Chest x-ray is the oldest and primary radiologic method for detecting tuberculosis. In developing countries with a high burden of the disease, the lack of trained clinicians in primary care settings has spurred efforts to use AI to fill the gap.
In this study, the authors fine-tuned a deep neural network called EfficientNet B4 for multilabel classification of specific tuberculosis abnormalities. Using a dataset of 1,312 portable chest x-rays from 837 patients, they trained the neural network to classify 30 abnormalities in the upper, middle, and lower zones of the left and right lung, and 14 abnormalities in left and right lungs.
They used 36 abnormal chest x-rays curated from a public dataset maintained by the U.S. National Library of Medicine to validate the model, while the ground truth was established by a trained radiologist who examined all images.

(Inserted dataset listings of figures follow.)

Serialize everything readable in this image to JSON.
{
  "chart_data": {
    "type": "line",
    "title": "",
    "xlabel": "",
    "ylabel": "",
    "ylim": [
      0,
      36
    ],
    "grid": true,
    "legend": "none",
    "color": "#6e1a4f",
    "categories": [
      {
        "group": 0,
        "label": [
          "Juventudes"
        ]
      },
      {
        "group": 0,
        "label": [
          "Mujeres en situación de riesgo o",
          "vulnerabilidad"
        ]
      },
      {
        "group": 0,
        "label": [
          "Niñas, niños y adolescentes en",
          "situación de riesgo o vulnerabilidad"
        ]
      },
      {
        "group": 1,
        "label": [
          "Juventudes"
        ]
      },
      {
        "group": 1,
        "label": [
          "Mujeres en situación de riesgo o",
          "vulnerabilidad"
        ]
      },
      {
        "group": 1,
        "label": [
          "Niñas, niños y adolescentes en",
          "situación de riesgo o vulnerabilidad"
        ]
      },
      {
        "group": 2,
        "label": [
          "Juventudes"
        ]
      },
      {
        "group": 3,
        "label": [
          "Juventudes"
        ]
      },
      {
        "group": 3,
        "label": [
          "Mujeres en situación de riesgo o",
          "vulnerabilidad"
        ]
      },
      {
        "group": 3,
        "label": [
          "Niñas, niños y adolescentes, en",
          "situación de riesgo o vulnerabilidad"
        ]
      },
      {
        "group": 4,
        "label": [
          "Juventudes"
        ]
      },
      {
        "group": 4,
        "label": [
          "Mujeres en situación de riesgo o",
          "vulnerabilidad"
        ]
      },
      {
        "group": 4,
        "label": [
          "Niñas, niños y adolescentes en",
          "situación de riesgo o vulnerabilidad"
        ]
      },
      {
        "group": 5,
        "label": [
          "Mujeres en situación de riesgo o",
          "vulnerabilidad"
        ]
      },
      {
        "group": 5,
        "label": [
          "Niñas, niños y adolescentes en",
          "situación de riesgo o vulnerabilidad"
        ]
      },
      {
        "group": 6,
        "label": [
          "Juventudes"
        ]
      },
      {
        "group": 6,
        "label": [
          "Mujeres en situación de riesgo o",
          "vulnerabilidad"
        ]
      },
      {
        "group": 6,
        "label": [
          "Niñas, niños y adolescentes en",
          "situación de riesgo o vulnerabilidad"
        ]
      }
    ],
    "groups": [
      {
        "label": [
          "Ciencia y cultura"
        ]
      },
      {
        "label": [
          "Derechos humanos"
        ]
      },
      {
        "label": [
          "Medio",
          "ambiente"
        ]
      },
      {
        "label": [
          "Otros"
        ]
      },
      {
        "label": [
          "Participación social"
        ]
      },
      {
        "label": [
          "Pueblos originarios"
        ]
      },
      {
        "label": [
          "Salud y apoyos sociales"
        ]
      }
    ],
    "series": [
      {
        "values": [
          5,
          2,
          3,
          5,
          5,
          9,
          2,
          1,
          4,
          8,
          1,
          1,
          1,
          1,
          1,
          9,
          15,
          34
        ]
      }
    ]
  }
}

The trained model achieved "remarkable" area under the receiver operating characteristic (AUC), sensitivity, and specificity for detecting various pulmonary tuberculosis manifestations, the authors wrote. Specifically, the model achieved AUC ranges from 0.95 to 1 with calcification showing the lowest AUC and pleural effusion showing the highest. Sensitivity ranged from 70% to 100%, and specificity ranged from 50% to 100%.
"EfficientNet B4 trained network achieved remarkable AUC, sensitivity, and specificity of various pulmonary tuberculosis manifestations in intramural test set and external test set from different geographical regions," the authors wrote.
Finally, the researchers visualized the model's potential performance in a clinical setting by using a gradient-weighted class activation mapping (Grad-CAM) method, which generated heat maps showing the manifestations of active tuberculosis in affected lung areas.
"This localization heatmap is remarkable for its meticulousness and can be used in clinical settings to aid the clinicians in primary health care where service from expert radiologists is often lacking or nil," the authors wrote.
Ultimately, in primary care clinical settings, it is crucial to identify tuberculosis abnormalities in chest x-rays that are distinguishable from other thoracic diseases for early diagnosis, and this study points in a new direction for AI development, the authors noted.
"Further research in the classification of various abnormalities of active tuberculosis is necessary and there is a scarcity of literature in this domain," Devasia and colleagues concluded.